In this article, I aim to provide in-depth explanation for Scope and related concepts like scope-lookups, hoisting and scope-chaining, etc in JavaScript.
Before we begin, it is important to understand the technical foundation of the language, most notably, the JIT-compiled nature. I already wrote some articles on topics: A technical introduction to JavaScript and JavaScript runtime and code lifecycle which you can checkout. Also, note that we are going to take a bottom up approach for understanding the concepts. Hence first we will walk through (briefly), a sample code life-cycle and then try to understand the concepts. With that said, lets get started!
As JavaScript is a JIT-compiled, it goes through two steps before finally getting executed: The Compilation Step (or Creation Phase) where the source code is turned into a non-executable intermediate code called byte-code and then The Interpretation Step (or Execution Phase) where the byte-code is converted to machine-code for execution.
Below we will walk through these two processes using some sample examples. They are already covered in depth in the articles mentioned above.
JavaScript Compilation: Creation Phase
When JavaScript code is in it's compilation step it creates an Abstract Syntax tree (AST) using tokens. When the AST is being created, it contains empty objects for identifiers or variables, instead of the value contained by them. Below is an estimated AST diagram for a sample code:
In the above diagram, the proxy represents the empty objects. As we will see, these proxy objects are later replaced with identifier's memory reference.
Along with AST creation, the compilation process also creates Environment Records, also referred as just environments. Environment Record is a specification type, an object like structure containing key-value pairs. These environment records hold information regarding identifier bindings, with some other meta data. Most importantly, they contain identifier's memory reference, which is later used to fetch the value contained in it. It also contains an outer
variable, pointing to other environment record. This extra information is used for creating scope chains. We will explore them later in the article.

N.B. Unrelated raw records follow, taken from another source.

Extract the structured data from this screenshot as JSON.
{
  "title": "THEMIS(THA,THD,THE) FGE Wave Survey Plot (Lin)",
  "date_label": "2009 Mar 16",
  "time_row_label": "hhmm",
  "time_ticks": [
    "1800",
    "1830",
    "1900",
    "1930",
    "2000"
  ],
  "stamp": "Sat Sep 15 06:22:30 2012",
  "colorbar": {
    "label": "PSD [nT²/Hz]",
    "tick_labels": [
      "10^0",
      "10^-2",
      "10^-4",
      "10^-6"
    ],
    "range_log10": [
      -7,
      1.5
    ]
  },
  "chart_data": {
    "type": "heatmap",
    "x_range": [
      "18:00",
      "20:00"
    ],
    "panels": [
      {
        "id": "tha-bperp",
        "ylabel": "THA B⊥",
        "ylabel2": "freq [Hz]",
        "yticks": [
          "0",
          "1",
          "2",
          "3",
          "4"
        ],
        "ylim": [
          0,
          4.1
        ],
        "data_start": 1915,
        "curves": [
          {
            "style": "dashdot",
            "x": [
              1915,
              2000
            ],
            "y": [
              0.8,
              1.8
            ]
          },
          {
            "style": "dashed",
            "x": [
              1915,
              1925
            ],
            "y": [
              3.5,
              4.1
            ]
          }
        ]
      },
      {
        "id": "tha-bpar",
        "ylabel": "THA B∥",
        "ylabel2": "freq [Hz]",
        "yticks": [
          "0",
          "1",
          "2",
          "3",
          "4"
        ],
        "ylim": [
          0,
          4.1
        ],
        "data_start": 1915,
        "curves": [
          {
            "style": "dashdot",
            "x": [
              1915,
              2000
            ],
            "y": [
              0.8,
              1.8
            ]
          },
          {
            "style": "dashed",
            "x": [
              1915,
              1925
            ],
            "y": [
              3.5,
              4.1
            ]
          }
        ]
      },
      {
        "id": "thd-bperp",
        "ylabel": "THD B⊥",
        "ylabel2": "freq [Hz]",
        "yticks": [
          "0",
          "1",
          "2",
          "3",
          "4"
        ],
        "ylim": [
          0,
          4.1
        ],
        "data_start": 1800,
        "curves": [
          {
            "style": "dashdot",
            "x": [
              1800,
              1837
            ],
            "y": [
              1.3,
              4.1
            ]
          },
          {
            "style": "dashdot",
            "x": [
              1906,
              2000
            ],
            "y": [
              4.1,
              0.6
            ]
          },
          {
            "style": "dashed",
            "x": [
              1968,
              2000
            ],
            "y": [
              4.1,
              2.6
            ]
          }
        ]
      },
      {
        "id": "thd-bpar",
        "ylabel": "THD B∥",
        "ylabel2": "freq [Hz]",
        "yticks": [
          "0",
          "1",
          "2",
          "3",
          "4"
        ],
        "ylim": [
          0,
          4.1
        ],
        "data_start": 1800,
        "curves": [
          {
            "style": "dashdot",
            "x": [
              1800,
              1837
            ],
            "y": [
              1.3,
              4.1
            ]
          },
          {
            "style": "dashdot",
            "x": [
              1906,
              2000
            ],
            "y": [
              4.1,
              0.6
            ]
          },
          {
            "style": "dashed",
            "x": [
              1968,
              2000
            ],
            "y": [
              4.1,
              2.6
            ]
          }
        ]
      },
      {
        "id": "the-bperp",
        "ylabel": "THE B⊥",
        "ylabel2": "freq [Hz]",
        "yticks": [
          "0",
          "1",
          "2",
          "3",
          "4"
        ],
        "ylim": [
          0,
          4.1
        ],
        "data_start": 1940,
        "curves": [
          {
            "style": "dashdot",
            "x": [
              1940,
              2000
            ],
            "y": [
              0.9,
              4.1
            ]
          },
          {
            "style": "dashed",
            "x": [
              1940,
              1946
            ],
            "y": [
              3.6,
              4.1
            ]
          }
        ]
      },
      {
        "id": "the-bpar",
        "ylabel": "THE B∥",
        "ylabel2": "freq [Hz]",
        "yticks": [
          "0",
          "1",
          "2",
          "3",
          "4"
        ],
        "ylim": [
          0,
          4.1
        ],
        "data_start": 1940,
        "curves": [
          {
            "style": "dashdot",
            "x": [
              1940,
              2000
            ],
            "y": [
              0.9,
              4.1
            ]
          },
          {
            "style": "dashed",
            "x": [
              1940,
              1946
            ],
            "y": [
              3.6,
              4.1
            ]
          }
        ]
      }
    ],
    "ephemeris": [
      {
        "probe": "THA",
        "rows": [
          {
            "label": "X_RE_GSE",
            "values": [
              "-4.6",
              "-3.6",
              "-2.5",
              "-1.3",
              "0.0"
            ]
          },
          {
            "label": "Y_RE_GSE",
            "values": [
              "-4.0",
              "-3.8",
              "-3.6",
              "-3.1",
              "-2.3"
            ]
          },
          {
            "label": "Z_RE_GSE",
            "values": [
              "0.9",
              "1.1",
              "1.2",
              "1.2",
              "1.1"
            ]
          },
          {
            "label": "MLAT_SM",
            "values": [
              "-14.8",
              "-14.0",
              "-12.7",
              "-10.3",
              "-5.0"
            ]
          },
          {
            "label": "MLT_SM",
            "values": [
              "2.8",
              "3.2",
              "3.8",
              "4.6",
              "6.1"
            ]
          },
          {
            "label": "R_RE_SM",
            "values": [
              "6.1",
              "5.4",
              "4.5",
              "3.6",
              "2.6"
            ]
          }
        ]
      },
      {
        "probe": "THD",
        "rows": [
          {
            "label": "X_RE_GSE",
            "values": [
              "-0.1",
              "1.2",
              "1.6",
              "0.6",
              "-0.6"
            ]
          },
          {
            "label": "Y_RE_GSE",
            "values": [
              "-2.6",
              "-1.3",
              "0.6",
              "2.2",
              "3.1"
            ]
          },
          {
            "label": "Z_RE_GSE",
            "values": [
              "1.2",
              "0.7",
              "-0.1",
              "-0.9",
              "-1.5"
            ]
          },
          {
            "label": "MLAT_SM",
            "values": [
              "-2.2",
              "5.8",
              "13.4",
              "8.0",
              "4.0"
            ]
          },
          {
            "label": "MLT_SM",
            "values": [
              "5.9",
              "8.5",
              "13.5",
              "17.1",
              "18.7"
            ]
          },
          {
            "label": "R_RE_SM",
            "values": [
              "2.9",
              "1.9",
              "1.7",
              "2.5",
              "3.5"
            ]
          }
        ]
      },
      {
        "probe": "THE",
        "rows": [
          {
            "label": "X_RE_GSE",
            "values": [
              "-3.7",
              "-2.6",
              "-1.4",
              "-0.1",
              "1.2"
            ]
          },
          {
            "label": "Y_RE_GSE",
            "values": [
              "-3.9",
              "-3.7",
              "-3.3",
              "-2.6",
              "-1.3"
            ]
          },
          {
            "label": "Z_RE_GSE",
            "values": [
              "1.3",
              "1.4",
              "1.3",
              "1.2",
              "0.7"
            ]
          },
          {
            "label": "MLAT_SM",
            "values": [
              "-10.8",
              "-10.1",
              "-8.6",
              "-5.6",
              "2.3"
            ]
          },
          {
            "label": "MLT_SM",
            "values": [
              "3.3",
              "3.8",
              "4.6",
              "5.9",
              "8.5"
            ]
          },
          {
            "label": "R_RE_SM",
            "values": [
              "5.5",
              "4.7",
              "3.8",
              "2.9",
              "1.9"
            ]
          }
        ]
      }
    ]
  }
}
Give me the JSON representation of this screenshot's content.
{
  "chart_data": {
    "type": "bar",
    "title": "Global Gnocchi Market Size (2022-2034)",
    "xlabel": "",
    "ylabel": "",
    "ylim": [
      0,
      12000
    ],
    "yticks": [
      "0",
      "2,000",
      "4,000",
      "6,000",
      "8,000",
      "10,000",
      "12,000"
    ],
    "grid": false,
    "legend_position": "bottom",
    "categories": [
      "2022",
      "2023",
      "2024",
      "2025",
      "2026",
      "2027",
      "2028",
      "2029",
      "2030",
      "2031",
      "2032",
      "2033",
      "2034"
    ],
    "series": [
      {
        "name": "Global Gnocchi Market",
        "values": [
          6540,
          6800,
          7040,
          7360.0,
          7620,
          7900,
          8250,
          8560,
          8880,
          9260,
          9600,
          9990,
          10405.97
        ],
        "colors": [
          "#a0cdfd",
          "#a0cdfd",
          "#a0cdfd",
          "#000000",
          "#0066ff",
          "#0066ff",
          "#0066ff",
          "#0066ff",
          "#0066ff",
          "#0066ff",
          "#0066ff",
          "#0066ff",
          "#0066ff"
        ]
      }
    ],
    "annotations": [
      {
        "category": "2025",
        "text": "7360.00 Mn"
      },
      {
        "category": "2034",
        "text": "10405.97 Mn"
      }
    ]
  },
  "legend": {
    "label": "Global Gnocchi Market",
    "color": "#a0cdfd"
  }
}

There are many types of environment records.A Lexical Environment is an environment record which represents lexically written code. For our use-case we are going to use the terms environment record and lexical environments interchangeably.
As we can see from the diagram above, there are two types of environments created: Global and Local. A Global environment is always created when the code execution is started. Local environments are created when compiler encounter code-blocks in the code. Code-blocks are code snippets inside curly braces ({...}
).
However, not every code block encountered by the compiler creates a lexical environment. These are only created under certain conditions, like when the compiler encounters a code-block associated with a function declaration or a code-block containing let
or const
variable declarations or for a code-block associated with catch
construct, etc...
To summarise, an environment record is created for code-blocks under certain conditions. Whenever these environments are created the identifier information is stored in these environments.
Environment Record is a specification type, meaning it represent an abstract concept in the ECMA-262 specification and is hard to accurately represent as vendors are free to implement them as they like provided their behaviour remains unchanged. For more information on environment records, refer to this document of the specification.
Once the compiler has a finished generating AST and all the relevant environment records for the code, the next step in compilation process is to start generating byte-code using the information present in environment records. This step is also called parsing.
In parsing, the AST is traversed, node-by-node, and byte-code is generated by filling the proxy object in AST, with identifier's memory reference (and not its value) by referring the corresponding environment record (a lookup). These identifier references are later used for resolving actual values held by identifiers in execution phase (another lookup).
Once the byte-code is generated, the creation phase ends and the execution phase begins.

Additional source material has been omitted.